Ce qu'il faut retenir
- Les insectes, dont les mouches, privilégient souvent les plafonds pour des raisons liées à leur physiologie et à leur environnement.
- Leur préférence s’explique par leur besoin de stabilité, leur sensibilité à la lumière et leur comportement de repos.
- Cette habitude relève davantage d’un instinct naturel que d’un simple hasard.
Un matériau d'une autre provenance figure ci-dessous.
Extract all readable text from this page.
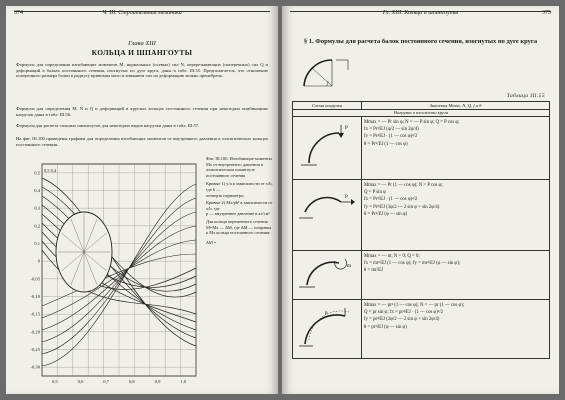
374	Ч. III. Строительная механика
Глава XIII
КОЛЬЦА И ШПАНГОУТЫ
Формулы для определения изгибающих моментов M, нормальных (осевых) сил N, перерезывающих (поперечных) сил Q и деформаций в балках постоянного сечения, изогнутых по дуге круга, даны в табл. III.55. Предполагается, что отношение поперечного размера балки к радиусу кривизны мало и влиянием сил на деформацию можно пренебречь.
Формулы для определения M, N и Q и деформаций в круглых кольцах постоянного сечения при некоторых комбинациях нагрузок даны в табл. III.56.
Формулы для расчета сильных шпангоутов для некоторых видов нагрузки даны в табл. III.57.
На фиг. III.100 приведены графики для определения изгибающих моментов от внутреннего давления в эллиптических кольцах постоянного сечения.
0,5
0,4
0,3
0,2
0,1
0
-0,05
-0,10
-0,15
-0,20
-0,25
-0,30
0,5	0,6	0,7	0,8	0,9	1,0
0,5 0,4
Фиг. III.100. Изгибающие моменты Mx от внутреннего давления в эллиптическом шпангоуте постоянного сечения
Кривые 1) y/a в зависимости от x/b, где b —
четверть периметра;
Кривые 2) Mx/pb² в зависимости от x/b, где
p — внутреннее давление в кг/см²
Для кольца переменного сечения M=Mx — ΔM, где ΔM — поправка к Mx кольца постоянного сечения:
ΔM =
Гл. XIII. Кольца и шпангоуты	375
§ 1. Формулы для расчета балок постоянного сечения, изогнутых по дуге круга
Таблица III.55
Схема нагрузки	Значения Mmax, N, Q, f и θ
Нагрузка в плоскости круга	

P	Mmax = — Pr sin φ; N = — P sin φ; Q = P cos φ;
fx = Pr³/EJ (φ/2 — sin 2φ/4)
fy = Pr³/EJ · (1 — cos φ)²/2
θ = Pr²/EJ (1 — cos φ)

P	Mmax = — Pr (1 — cos φ); N = P cos φ;
Q = P sin φ
fx = Pr³/EJ · (1 — cos φ)²/2
fy = Pr³/EJ (3φ/2 — 2 sin φ + sin 2φ/4)
θ = Pr²/EJ (φ — sin φ)

m	Mmax = — m; N = 0; Q = 0;
fx = mr²/EJ (1 — cos φ); fy = mr²/EJ (φ — sin φ);
θ = mr/EJ

p	Mmax = — pr² (1 — cos φ); N = — pr (1 — cos φ);
Q = pr sin φ; fx = pr⁴/EJ · (1 — cos φ)²/2
fy = pr⁴/EJ (3φ/2 — 2 sin φ + sin 2φ/4)
θ = pr³/EJ (φ — sin φ)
Un comportement instinctif ancré dans la biologie des insectes
Selon les spécialistes cités par Ouest France, la propension des insectes à se percher sur les plafonds s’inscrit dans une logique biologique bien précise. Ces arthropodes disposent en effet de griffes et de pelotes adhésives au bout de leurs pattes, leur permettant de s’agripper à des surfaces lisses comme le plâtre, le bois verni ou les revêtements synthétiques. « Ils recherchent avant tout une prise stable pour se reposer ou digérer », explique un entomologiste interrogé par le média. Autant dire que ce choix n’a rien d’aléatoire.
La lumière et la chaleur, des facteurs déterminants
Parmi les explications avancées, la recherche de lumière et de chaleur joue un rôle central. Les plafonds, surtout dans les pièces éclairées par des fenêtres, concentrent souvent des sources de lumière indirecte. Les mouches, attirées par les longueurs d’onde spécifiques de la lumière naturelle, y trouvent un environnement propice à leur activité métabolique. « Le plafond offre un point de vue dégagé, tout en bénéficiant d’une température stable », précise un chercheur en comportement animal. Un avantage non négligeable pour ces espèces à sang froid.
Par ailleurs, les matériaux utilisés dans la construction des plafonds — comme le plâtre ou les peintures — émettent parfois des composés volatils attractifs pour certains insectes. Une étude citée par Ouest France montre que les surfaces peintes en blanc ou en couleurs claires attirent davantage les mouches que les tons sombres, en raison de leur réflectivité lumineuse.
Un réflexe de défense et d’économie d’énergie
Pour les entomologistes, cette habitude relève aussi d’un mécanisme de survie. En se positionnant en hauteur, les insectes limitent leur exposition aux prédateurs terrestres — comme les araignées ou certains oiseaux — tout en optimisant leur vigilance. « Le plafond constitue un poste d’observation idéal », souligne un expert. De plus, cette localisation leur permet de se prémunir contre les courants d’air ou les perturbations du sol, où les vibrations pourraient les déstabiliser.
Un autre aspect souvent évoqué concerne leur cycle de vie. Les mouches, par exemple, passent une partie de leur existence à l’état de larves dans des milieux humides avant de devenir adultes. Une fois adultes, elles recherchent des surfaces sèches et aérées pour leurs phases de repos, des critères que les plafonds remplissent généralement.
En attendant, les particuliers n’ont d’autre choix que de composer avec cette cohabitation, souvent source de désagréments. Les solutions traditionnelles — moustiquaires, répulsifs naturels ou pièges collants — restent les plus répandues, bien que leur efficacité varie selon les espèces et les contextes.
D’après les observations rapportées par Ouest France, les mouches domestiques (*Musca domestica*) figurent parmi les plus assidues, mais d’autres insectes comme les moucherons, certaines guêpes ou même des papillons de nuit adoptent ce comportement. Leur présence dépend toutefois de facteurs comme l’espèce, la saison ou l’environnement intérieur.